What's kind of sad is that anyone knowledgable about crytology and the ECDSA algorithim used by Sony should've noticed immediately that their implementation wasn't working right. The parameters, R, n, K, and Da, geohot gives in the link above are what you need to your own signing. The "n" parameter is a constant based on the ecliptic curve used and doesn't need to be a secret. The "K" parameter is the now infamous random number that should've changed everytime something was signed. "Da" is the private key that's supposed to be kept secret but was easily discovered because "K" never changed.
"R" however, is part of the signature. It's not supposed to be a secret, it's used to verify the executable (or whatever) was actually signed by Sony, not any one else, and not modified in anyway. It's also not supposed to be a constant, each signature should have its own unique "R" value, but becase "K" never changes, neither does "R". Just by looking at the signatures their implentation generated, and seeing how half the signature is always the same, they could've seen that something was wrong. Ironically if they hadn't gone to the additional and unnecessary step of encrypting the signature in the executable it would've been blindingly obvious even to third-party developers who knew little about cryptology.

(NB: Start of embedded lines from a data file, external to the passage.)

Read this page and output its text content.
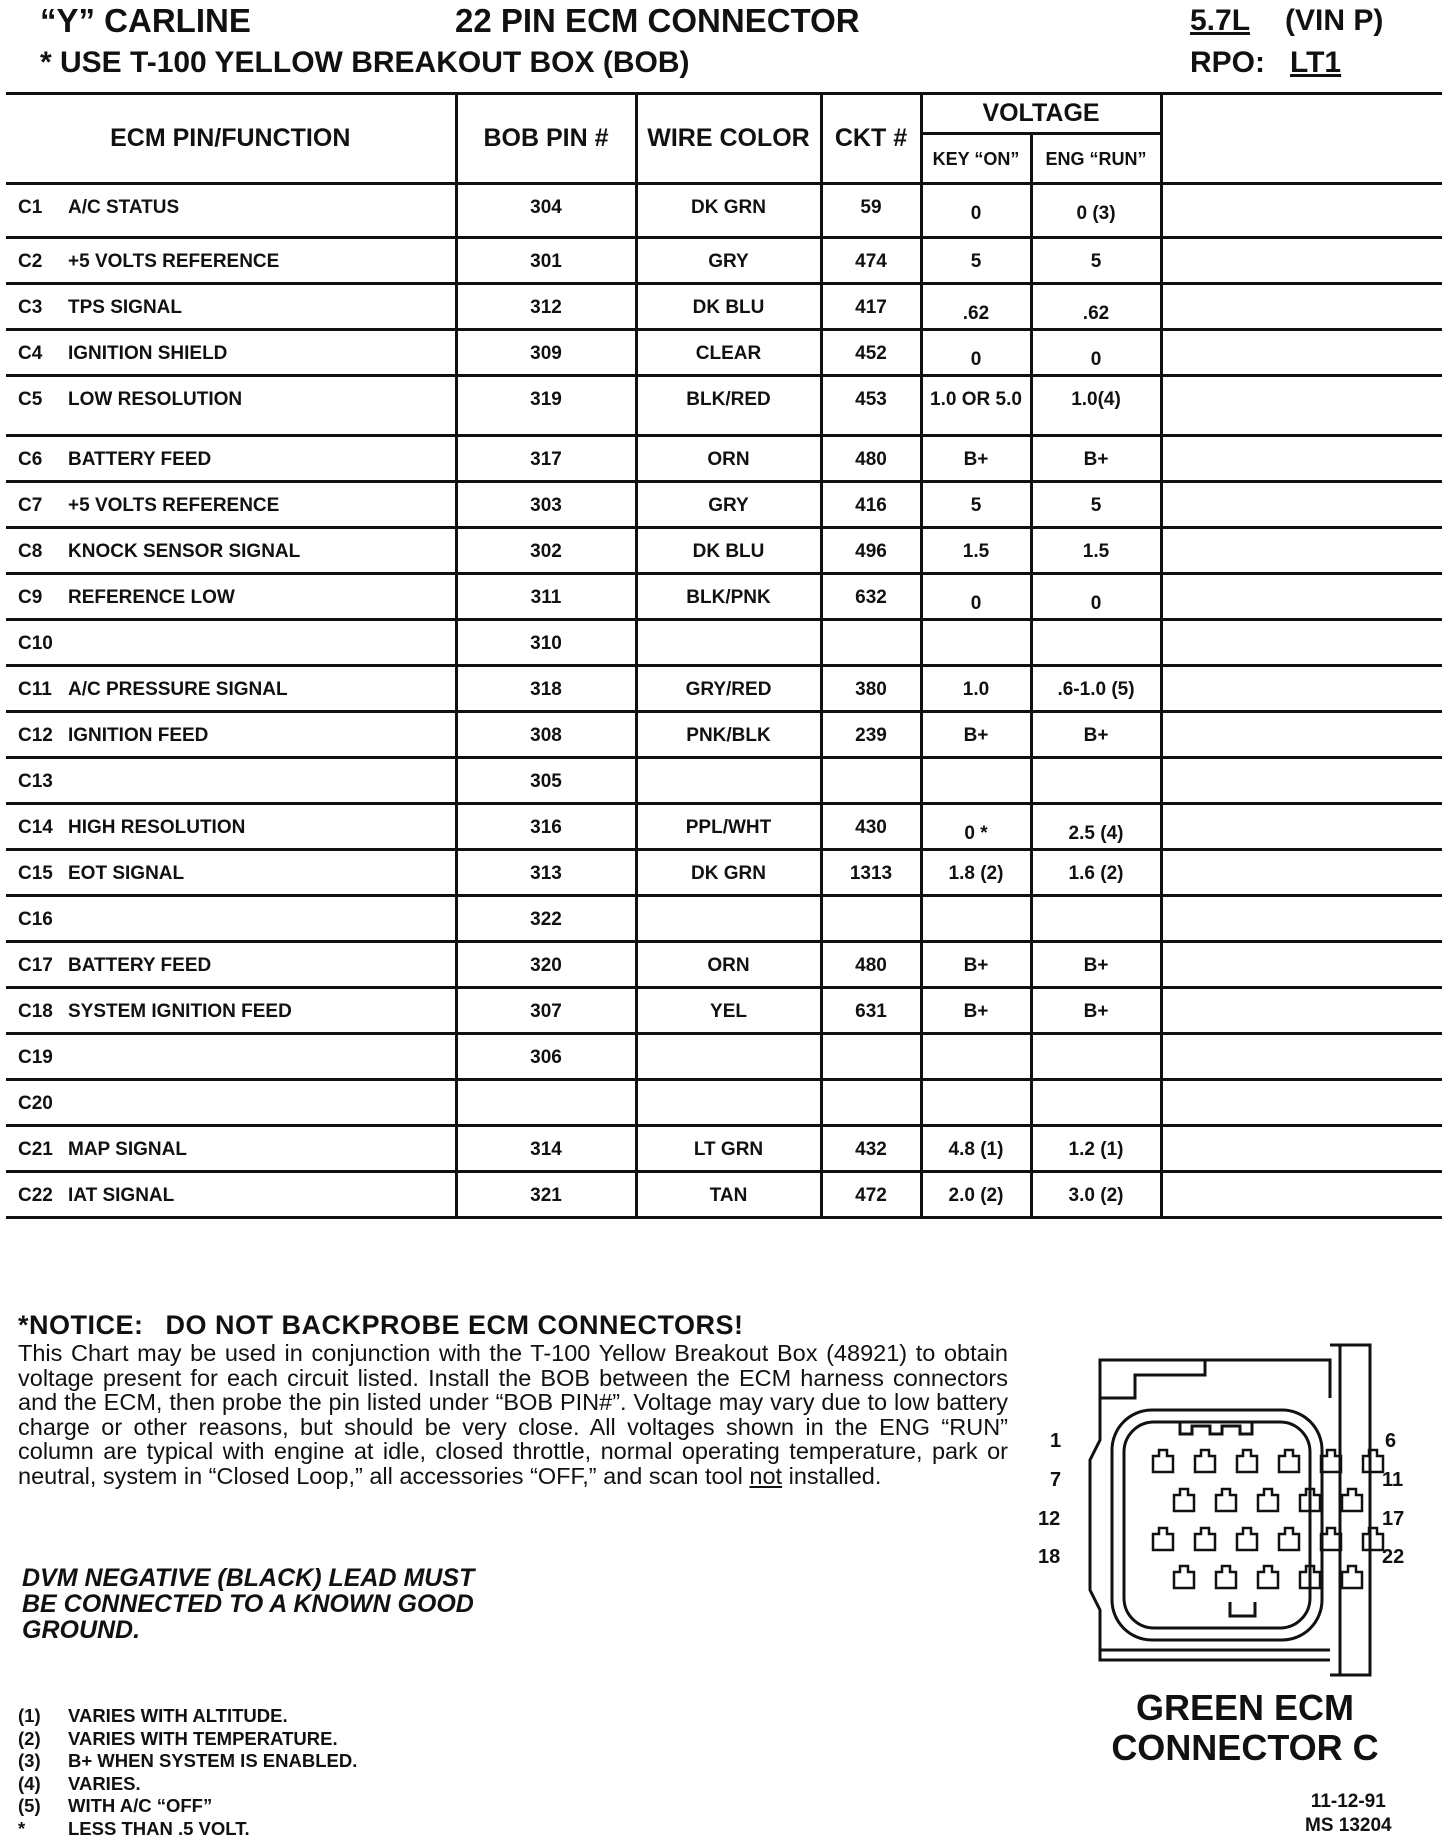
“Y” CARLINE	22 PIN ECM CONNECTOR	5.7L (VIN P)
* USE T-100 YELLOW BREAKOUT BOX (BOB)	RPO: LT1
ECM PIN/FUNCTION	BOB PIN #	WIRE COLOR	CKT #	VOLTAGE		
				KEY “ON”	ENG “RUN”	
C1 A/C STATUS	304	DK GRN	59	0	0 (3)	
C2 +5 VOLTS REFERENCE	301	GRY	474	5	5	
C3 TPS SIGNAL	312	DK BLU	417	.62	.62	
C4 IGNITION SHIELD	309	CLEAR	452	0	0	
C5 LOW RESOLUTION	319	BLK/RED	453	1.0 OR 5.0	1.0(4)	
C6 BATTERY FEED	317	ORN	480	B+	B+	
C7 +5 VOLTS REFERENCE	303	GRY	416	5	5	
C8 KNOCK SENSOR SIGNAL	302	DK BLU	496	1.5	1.5	
C9 REFERENCE LOW	311	BLK/PNK	632	0	0	
C10	310					
C11 A/C PRESSURE SIGNAL	318	GRY/RED	380	1.0	.6-1.0 (5)	
C12 IGNITION FEED	308	PNK/BLK	239	B+	B+	
C13	305					
C14 HIGH RESOLUTION	316	PPL/WHT	430	0 *	2.5 (4)	
C15 EOT SIGNAL	313	DK GRN	1313	1.8 (2)	1.6 (2)	
C16	322					
C17 BATTERY FEED	320	ORN	480	B+	B+	
C18 SYSTEM IGNITION FEED	307	YEL	631	B+	B+	
C19	306					
C20						
C21 MAP SIGNAL	314	LT GRN	432	4.8 (1)	1.2 (1)	
C22 IAT SIGNAL	321	TAN	472	2.0 (2)	3.0 (2)	
*NOTICE: DO NOT BACKPROBE ECM CONNECTORS!
This Chart may be used in conjunction with the T-100 Yellow Breakout Box (48921) to obtain voltage present for each circuit listed. Install the BOB between the ECM harness connectors and the ECM, then probe the pin listed under “BOB PIN#”. Voltage may vary due to low battery charge or other reasons, but should be very close. All voltages shown in the ENG “RUN” column are typical with engine at idle, closed throttle, normal operating temperature, park or neutral, system in “Closed Loop,” all accessories “OFF,” and scan tool not installed.
DVM NEGATIVE (BLACK) LEAD MUST
BE CONNECTED TO A KNOWN GOOD
GROUND.
(1) VARIES WITH ALTITUDE.
(2) VARIES WITH TEMPERATURE.
(3) B+ WHEN SYSTEM IS ENABLED.
(4) VARIES.
(5) WITH A/C “OFF”
* LESS THAN .5 VOLT.
1
7
12
18
6
11
17
22
GREEN ECM
CONNECTOR C
11-12-91
MS 13204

This could've been caught and fixed before the PlayStation 3 was ever released to the public, if Sony had just been dumb and not also stupidly paranoid.
The prahase "Epic Fail" gets way over used, but this time...
(As for the rest of the constants, the "pub" parameter is probably Sony's now uninteresting ECDSA public key. "erk" and "riv" are the secret parameters of the AES encryption method used to encrypt executables.)